Islam arrived to northern Nigeria in the eighth century (42–44), and Chapter 2 discusses how the precolonial (19th century) Sokoto Caliphate crystallized northern Nigeria's “shariʿah society” where punishments of stoning never materialized (8). The chapter serves as a reminder of the importance of, where feasible, studying precolonial legal legacies when investigating present-day legal institutions. Law grounded all activities of the Caliphate; legal texts were the “practical and moral reference for a social and political administration” (53).
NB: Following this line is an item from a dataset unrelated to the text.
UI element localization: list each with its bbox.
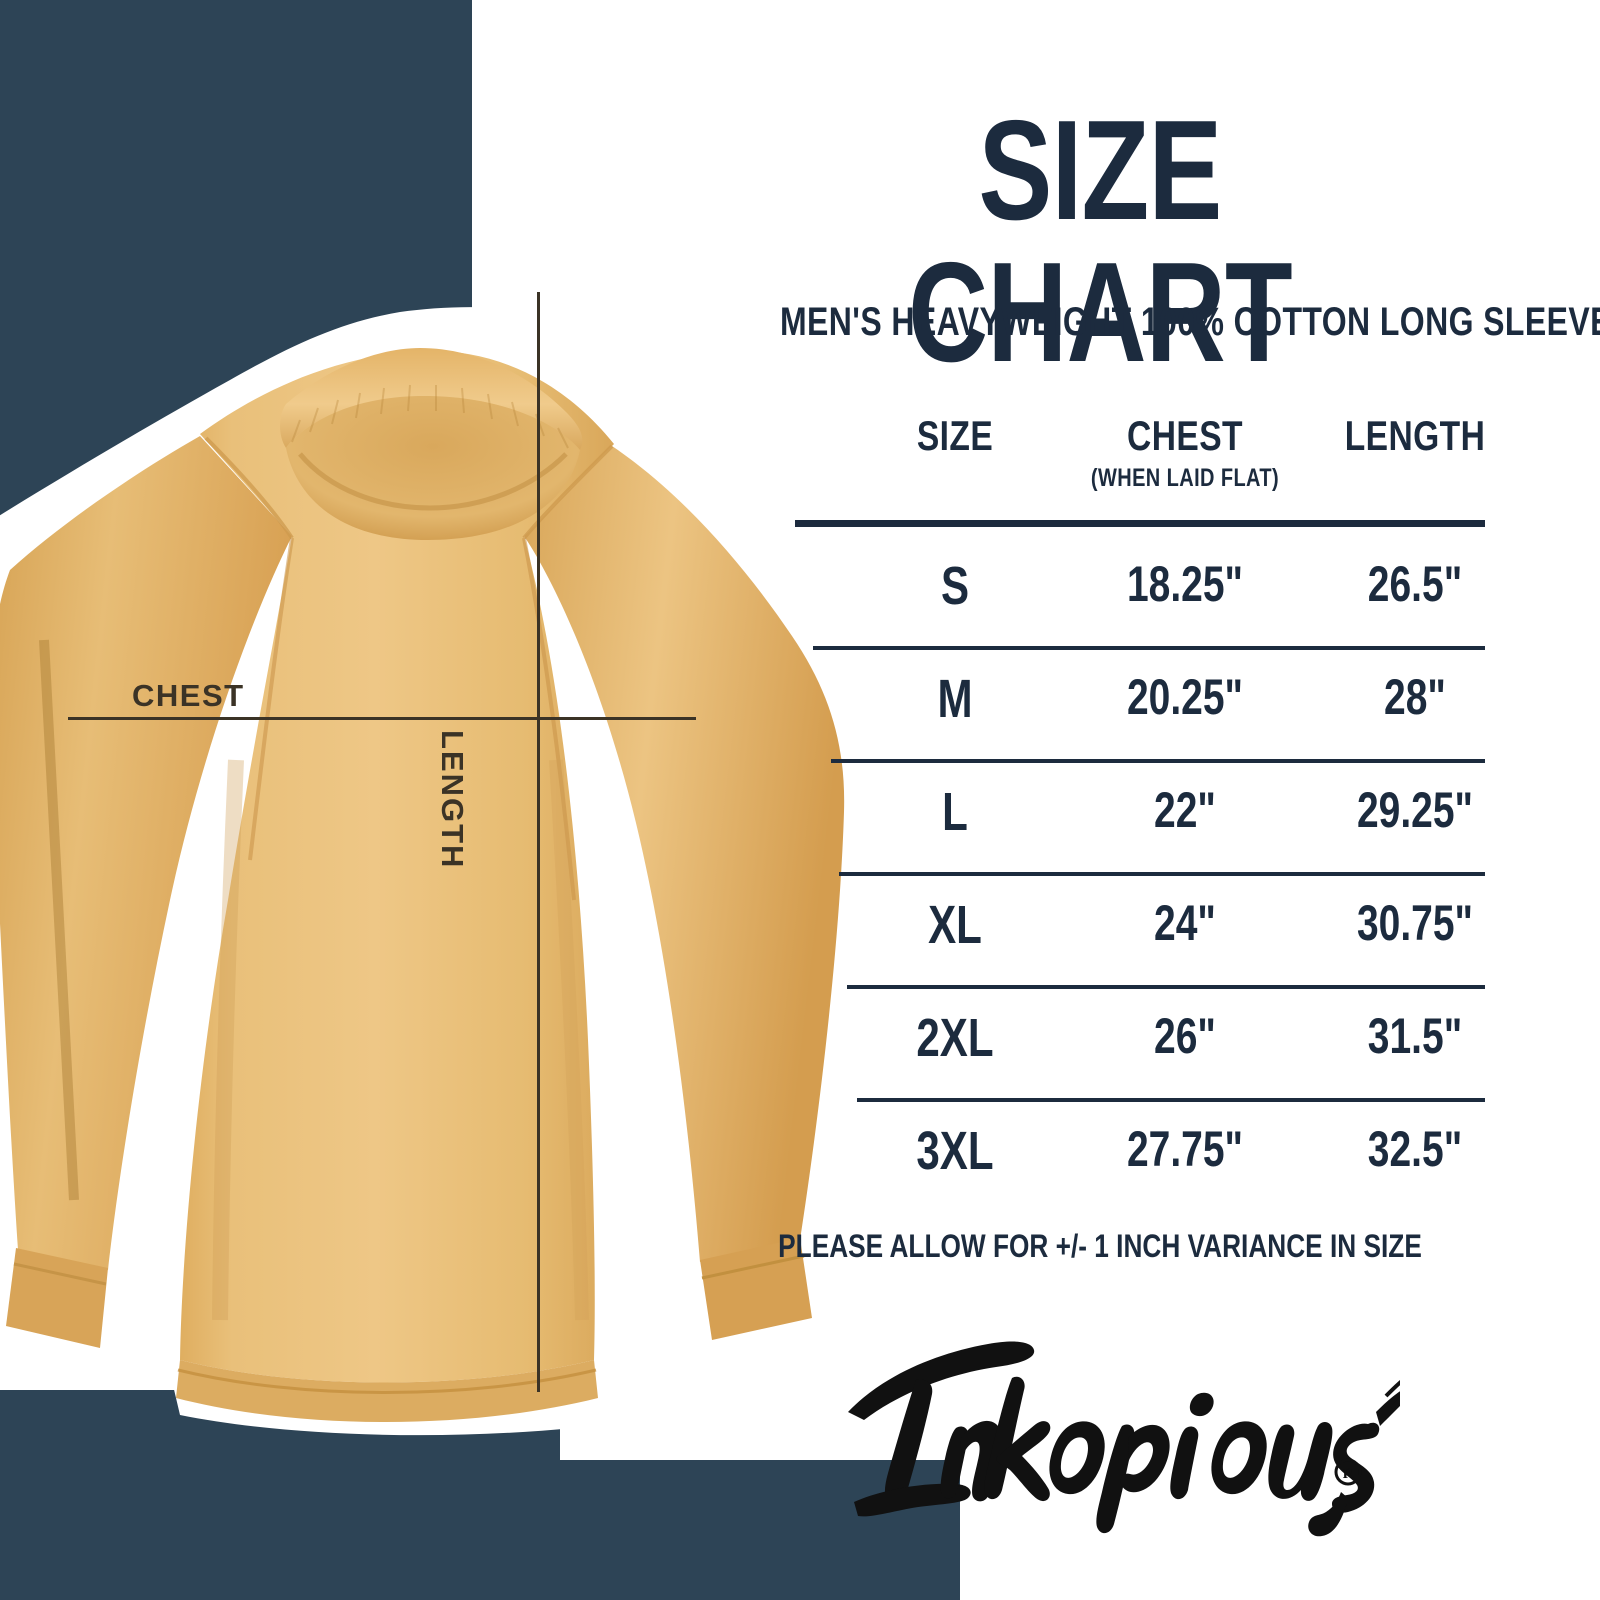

Chapter 3 zooms out of the Nigerian context to offer a history of stoning, a punishment practice that predates Islam “by … three thousand years” (71). Stoning entered Islam by way of a “fraught [and] contested … anthropomorphic” process (68). The punishment is not found in the Qur'an, and it has been “always exceptional, always controversial,” and rarely executed in Muslim societies (80, 96, 68). Chapter 4 returns the reader to Nigeria by providing a legal history of the British colonial intervention (1903–1960). Though stoning was not used in the Caliphate that the British destroyed, the British asserted their new authority by outlawing the punishment as Islamic and, thus, “repugnant to natural justice,” though the colonial administration simultaneously permitted punishments like flogging, hanging, whipping, or “being chained by irons” (117–120).

Chapters 5 and 6 flash forward to the Amina Lawal adultery trial in the early 2000s (Chapter 5) and the international outcry against it (Chapter 6). Eltantawi's ethnography of the Lawal trial in Chapter 5 exposes the complexity of how lawyers and judges simultaneously apply Islamic legal traditions (in this case, the Maliki School of Sunni Islamic Law) and Nigerian constitutional and criminal laws and procedures. Chapter 6 turns to the court of public opinion and how women's movements and nongovernmental organizations capitalize on international opposition to the Lawal adultery trial and stoning.

Shariʿah on Trial is relevant to sociolegal scholars who care about contentious politics, particularly political or legal revolutions that claim religious grounds. Ultimately, the book shows how Islam cannot be separated from the cultural and historical context within which it is a part (3). In Nigeria, the injustices of colonial rule have led activists to reach back to the Prophet's life, and Islam's earliest days, and call for the implementation of Islamic law in government today. These activists, according to Eltantawi, nevertheless “flatten inconvenient complexity and contradiction [within Islamic law] in the singular quest to live within God's law” (137).

Ending her book, Eltantawi proposes two avenues for the reform of Islamic law: more Western-style education and more Islamic progressivism. (These are not mutually exclusive recommendations.) The challenge of legal reform remains for northern Nigeria, as it does for other postcolonial Muslim-majority societies. In these places, citizens use a “medieval jurisprudential” logic—and not constitutional law and its embedded colonial legacies—to fight for stability and moral order (177). The ideals of constitutionalism and religion are, however, layered with tradition and modernity, and both of these ideals may ultimately serve a “masculinist [and reductionist] account of” the state, law, and religion (16).

References

1 Authors writing in English transliterate the Arabic word, shariʿah, differently—commonly shari'a, shari'ah, shariah, or sharia—with apostrophes or diacritical marks to represent the Arabic ‘ayn. To remain consistent with Eltantawi's book, this article uses shariʿah.